Yes, this is Darvish’s walk year, and there’s no question that that prescribes a go-for-it mode.
But if you sign Encarnacion to anything other than a one-year deal — even a multi-year with an opt-out — you are basically acknowledging that this is Darvish’s final year in Texas.
Would it also possibly make 2017 Jonathan Lucroy’s final season as a Ranger? He’s going to get $12–16 million per year next winter, for probably four years, give or take.
Yes, that kind of raise on its own is tolerable and reasonable and shouldn’t rule out an impact addition like Encarnacion.
But next winter is also Rougned Odor’s first to avail himself of the arbitration process.
Carlos Gomez will be a free agent, too, as will Andrew Cashner.
Maybe you move on from them — certainly ridiculously too soon to speculate on that — but if you do, you’re going to be looking for another veteran outfielder, most likely, as well as another impact-level starting pitcher, if not two, given Darvish’s likely departure. At $11.5 million (Gomez) and $10 million (Cashner), it’s not as if the club will be shedding anchor contracts and able to find core replacements at much lower amounts.
And I’m going to say it, reluctantly:
Adrian Beltre will play this year at age 38. He’s isn’t going to be an .880 OPS guy forever.
Will he be worth $18 million in 2017 and $18 million in 2018?
I think he’s earned a “you bet your ass” response.
But it’s not a lock.
Darvish is here for one more year, and that’s probably all.
There is what appears to be an obvious opportunity for a corner bat to be added.
Houston has gotten better this winter, and their best returning players are going to get better.
There are all kinds of reasons to think of 2017 as a year to go all in, and the idea of Edwin Encarnacion returning to the Rangers, at the (non-monetary) cost of a late first-rounder, feeds the concept in a way that not even Napoli’s return would promise.

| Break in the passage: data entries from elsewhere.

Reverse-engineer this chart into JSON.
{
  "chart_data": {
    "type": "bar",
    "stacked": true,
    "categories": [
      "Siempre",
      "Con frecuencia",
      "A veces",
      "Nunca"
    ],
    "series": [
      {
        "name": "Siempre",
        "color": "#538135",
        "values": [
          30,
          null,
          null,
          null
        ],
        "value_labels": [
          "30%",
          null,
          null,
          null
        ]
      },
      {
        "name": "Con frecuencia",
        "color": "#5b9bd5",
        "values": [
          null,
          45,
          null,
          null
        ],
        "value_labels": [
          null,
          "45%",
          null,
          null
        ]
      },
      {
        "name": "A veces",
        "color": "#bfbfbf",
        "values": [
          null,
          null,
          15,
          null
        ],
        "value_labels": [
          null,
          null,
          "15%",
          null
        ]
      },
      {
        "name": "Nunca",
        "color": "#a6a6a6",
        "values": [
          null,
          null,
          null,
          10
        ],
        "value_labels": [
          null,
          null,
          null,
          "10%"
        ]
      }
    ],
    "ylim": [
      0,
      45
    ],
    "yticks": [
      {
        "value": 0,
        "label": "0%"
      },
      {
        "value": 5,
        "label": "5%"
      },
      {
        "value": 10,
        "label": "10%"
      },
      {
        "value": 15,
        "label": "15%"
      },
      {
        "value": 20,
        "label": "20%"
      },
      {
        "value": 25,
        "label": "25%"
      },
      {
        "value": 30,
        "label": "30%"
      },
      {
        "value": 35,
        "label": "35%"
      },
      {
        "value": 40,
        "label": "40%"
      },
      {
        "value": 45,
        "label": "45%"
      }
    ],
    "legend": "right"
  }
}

But what it would mean for the Rangers beyond that one season, the residual damage from a payroll standpoint, could be Pyrrhic in proportions, and is likely a big reason that the slugger who will turn 34 in a couple weeks hasn’t signed here and hasn’t signed in Cleveland and hasn’t in Houston or returned to Toronto.
The risk of bringing Encarnacion to Texas is nothing like the Mavericks trading for Rajon Rondo — which happened during our book release party two years ago — instead, the risk is that, unless he’s willing to take a one-year deal that he doesn’t have the ability to lock into three or more (if 2017 goes poorly for him), his arrival could increase the odds of a season that goes deep into October but also serve to start breaking it up sooner and to a greater degree than any of us would like going forward thereafter.
Then again, Rosenthal and others are confident that, like Cruz three years ago and Desmond last year, Encarnacion is going to devastate not the team that signs him, but the ones that don’t, and I’ve got to be honest: As expensive as it would be and as legit as I think the Rangers’ payroll commitment already is, and as comfortable as I’d be with a much more affordable Napoli (Ever After) reunion, I would love to see Texas bring Encarnacion back on a Cespedes-like deal, one that I’m confident would go well enough in 2017 that the Rangers would be able to regroup next winter and decide, along with 29 other teams, whether to negotiate with Encarnacion again, just as they did after one really good year of Ian Desmond.
Maybe it’s time to undo Ruben Mateo/Rob Bell deal — neither of them will be there tonight, either — and get Edwin Encarnacion back here.